Thirty-four respondents, or 73.9% of participants in the survey, expected no change to the one-year loan prime rate (LPR)
Eleven respondents still expected a marginal reduction of five basis points in the one-year LPR, but saw no downside adjustment to the five-year tenor.
Only one among all 46 participants predicted a five-basis-point cut to both tenors.
Most new and outstanding loans are based on the LPR, while the five-year rate influences the pricing of mortgages. One-year LPR now stands at 3.85 %, while the five-year tenor was at 4.65%.

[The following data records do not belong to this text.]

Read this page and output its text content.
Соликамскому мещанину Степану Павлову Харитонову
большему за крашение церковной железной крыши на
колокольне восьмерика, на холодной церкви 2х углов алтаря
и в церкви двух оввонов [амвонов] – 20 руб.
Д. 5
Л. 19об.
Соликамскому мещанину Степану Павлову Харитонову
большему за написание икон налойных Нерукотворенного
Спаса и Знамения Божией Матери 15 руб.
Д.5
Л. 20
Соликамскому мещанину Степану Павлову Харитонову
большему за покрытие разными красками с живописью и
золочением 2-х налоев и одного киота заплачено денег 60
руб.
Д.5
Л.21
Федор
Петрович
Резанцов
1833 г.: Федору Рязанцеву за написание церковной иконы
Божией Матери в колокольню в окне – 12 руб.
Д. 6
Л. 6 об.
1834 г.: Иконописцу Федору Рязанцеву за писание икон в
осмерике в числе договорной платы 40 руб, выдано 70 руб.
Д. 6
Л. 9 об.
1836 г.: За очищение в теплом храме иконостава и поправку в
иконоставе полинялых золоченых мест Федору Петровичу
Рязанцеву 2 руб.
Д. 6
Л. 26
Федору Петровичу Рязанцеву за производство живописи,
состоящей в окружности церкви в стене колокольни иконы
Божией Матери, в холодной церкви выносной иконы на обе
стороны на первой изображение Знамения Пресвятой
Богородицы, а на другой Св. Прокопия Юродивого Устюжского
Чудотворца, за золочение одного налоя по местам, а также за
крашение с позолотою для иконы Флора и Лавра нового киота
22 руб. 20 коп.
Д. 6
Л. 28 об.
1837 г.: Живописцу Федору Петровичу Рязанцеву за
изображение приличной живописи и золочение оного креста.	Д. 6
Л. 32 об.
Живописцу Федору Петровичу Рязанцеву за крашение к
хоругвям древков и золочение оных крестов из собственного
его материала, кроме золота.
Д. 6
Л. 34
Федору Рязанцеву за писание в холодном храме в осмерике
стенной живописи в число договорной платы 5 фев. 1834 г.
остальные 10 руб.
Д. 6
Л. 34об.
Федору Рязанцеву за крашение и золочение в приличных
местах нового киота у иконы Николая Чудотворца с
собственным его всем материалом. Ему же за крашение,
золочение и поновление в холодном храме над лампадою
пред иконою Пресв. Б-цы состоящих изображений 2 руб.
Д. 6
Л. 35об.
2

Markets usually take the PBOC’s attitude on its medium-term lending facility (MLF) rate – a gauge serves as guide for the LPR – as an indicator for any adjustment to the lending benchmark.
“The MLF rate was unchanged this month, and recent market rates were slowly going up, contributing banks lacked motivation to submit a lowered quotation,” said one of the survey respondents.
China’s central bank kept the interest rate on MLF loans steady last Friday, which some saw as a surprise as authorities have stepped up the pace of monetary easing recently to combat the worst economic slowdown in decades.
Gross domestic product (GDP) shrank 6.8% in the first quarter from a year earlier as the coronavirus outbreak and tough containment measures paralyzed activity across much of the country.
Some market participants believe more aggressive monetary and fiscal stimulus will be rolled out soon to help companies and consumers, possibly at China’s annual National People’s Congress (NPC) session starting on May 22.
The LPR is a lending reference rate set monthly by 18 banks. The PBOC revamped the mechanism to price LPR in August 2019, loosely pegging it to the MLF rate.
All 46 responses in the survey were collected from selected participants on a private messaging platform.